For king, empire and themselves 2014
Peter Lawrence talk on East Anglian families with influence
Gurney, Barclay, Repton, Fry – some of the East Anglian Family names that have rung down history. Peter painted a picture of their world of endeavour, good fortune and family networking. It was spiced with a soupcon of excess and exploitation, but ended with a legacy that enriches lives.
Mainly Methodist, they moved south to settle in quiet rural villages – West Ham and Walthamstow among them. On the horizon was the City of London, and there, as bankers, they created wealth beyond our dreams. On their rolling estates they threw up country houses to rival royalty and the best in the land.

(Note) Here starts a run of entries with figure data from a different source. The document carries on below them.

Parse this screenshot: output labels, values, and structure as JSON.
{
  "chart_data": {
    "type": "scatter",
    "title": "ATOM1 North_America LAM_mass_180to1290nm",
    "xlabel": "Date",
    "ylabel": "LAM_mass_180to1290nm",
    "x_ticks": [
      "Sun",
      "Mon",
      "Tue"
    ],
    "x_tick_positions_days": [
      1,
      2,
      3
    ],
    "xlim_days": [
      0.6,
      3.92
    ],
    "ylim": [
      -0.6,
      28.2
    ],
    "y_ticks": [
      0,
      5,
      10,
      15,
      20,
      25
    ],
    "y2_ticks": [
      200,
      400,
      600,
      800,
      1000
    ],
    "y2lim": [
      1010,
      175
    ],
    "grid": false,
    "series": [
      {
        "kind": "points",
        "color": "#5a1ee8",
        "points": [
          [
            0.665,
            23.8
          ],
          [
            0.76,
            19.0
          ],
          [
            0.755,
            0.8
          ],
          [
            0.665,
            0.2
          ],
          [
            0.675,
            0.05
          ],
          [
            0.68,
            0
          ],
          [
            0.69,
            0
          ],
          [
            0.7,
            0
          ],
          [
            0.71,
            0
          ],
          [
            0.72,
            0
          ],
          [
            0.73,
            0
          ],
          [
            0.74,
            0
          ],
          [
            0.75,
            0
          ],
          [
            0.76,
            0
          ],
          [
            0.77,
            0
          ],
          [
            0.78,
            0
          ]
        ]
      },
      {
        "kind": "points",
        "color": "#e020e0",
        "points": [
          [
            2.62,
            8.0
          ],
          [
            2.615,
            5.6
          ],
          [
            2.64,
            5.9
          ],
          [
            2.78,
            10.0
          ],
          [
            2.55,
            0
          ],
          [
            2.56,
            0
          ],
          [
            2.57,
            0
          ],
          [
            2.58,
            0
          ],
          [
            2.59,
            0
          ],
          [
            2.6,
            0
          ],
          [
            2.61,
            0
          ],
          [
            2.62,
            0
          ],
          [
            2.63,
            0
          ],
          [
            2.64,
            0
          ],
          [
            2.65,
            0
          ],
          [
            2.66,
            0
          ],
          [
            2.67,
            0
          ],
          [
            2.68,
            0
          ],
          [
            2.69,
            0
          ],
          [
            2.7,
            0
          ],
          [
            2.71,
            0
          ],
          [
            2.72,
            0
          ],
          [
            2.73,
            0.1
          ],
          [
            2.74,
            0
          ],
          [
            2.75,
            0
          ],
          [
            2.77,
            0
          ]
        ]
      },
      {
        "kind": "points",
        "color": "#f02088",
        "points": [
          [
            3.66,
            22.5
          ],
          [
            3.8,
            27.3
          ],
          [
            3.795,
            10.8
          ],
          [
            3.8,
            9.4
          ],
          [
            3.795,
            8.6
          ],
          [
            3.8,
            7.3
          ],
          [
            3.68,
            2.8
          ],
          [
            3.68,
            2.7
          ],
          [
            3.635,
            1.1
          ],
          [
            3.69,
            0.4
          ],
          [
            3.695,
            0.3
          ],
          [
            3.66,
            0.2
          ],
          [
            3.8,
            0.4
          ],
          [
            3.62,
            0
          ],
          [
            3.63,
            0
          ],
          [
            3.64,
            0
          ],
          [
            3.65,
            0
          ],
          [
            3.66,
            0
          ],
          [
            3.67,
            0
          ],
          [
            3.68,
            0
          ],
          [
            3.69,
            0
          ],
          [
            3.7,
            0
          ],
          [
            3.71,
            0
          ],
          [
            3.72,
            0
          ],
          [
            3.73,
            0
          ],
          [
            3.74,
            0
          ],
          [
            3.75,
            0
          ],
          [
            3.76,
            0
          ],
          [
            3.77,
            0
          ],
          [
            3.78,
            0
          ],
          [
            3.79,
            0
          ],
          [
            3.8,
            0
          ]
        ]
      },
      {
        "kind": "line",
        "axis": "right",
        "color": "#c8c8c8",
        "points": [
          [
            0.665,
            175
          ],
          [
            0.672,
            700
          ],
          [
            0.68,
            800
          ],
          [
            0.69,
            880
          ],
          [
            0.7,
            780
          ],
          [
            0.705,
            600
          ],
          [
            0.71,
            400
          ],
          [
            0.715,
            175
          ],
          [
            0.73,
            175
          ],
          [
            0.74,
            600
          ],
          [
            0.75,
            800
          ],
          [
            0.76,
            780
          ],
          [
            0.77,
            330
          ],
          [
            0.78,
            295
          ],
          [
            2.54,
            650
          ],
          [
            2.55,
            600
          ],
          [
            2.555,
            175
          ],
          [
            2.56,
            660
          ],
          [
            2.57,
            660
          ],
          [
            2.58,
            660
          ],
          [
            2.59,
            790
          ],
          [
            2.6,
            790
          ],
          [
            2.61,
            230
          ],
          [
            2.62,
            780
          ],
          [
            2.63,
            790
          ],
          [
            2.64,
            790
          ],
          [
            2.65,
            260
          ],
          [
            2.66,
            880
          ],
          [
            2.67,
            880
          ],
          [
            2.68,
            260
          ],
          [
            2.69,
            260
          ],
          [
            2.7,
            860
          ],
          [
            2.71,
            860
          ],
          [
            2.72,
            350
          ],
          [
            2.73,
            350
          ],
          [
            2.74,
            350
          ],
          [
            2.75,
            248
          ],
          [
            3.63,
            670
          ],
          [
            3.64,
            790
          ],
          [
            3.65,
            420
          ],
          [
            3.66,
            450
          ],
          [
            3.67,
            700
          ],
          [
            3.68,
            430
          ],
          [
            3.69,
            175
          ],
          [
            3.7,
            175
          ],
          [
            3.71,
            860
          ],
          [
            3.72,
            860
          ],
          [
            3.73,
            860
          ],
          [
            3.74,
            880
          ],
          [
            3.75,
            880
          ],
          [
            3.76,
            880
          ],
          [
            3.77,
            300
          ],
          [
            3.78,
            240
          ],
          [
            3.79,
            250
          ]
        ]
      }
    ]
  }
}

On the left is Samuel Gurney in 1820.
When they had made their money, spreading across the British Empire they found new ways to become even richer. One family ran the East India Company, to all intents and purposes controlling the whole sub-continent. Others invested in the Caribbean, thinking of cotton but quickly switching to sugar – white gold, it was called. At least one lived a life of excess, lost the family fortune and saw his mansion sold-off as building material. Others employed black slaves brought from Africa.
Their link with our area? Norfolk was where they holidayed. The entire family, forty plus people not counting their servants; bags, baggage, horses and carriages, all loaded onto trains and transported to Cromer and Runton for picnics on the beach. There are lots of photos and the delightful diary of a daughter who describes a remarkably simple life – playing in the fields, running home for tea, and stories at bedtime.
As London grew the families left their southern estates and moved to their holiday homes and new houses built in Suffolk and Norfolk, where their descendants can still be found. Their grand houses were sold, even destroyed to be replaced by tower blocks and supermarkets. But in between they made sure that something was left for the local people. The City of London now cares for a whole series of lovely parks which were once their gardens. Epping Forest itself was preserved by their generosity.
One man was given a nickname, “The Liberator”, for the leading role he played in ending the slave trade. And then there was Elizabeth Fry, pictured to the left. Not just chocolates, but a lady who devoted her life to helping women in prison and became perhaps the greatest prison reformer we have known.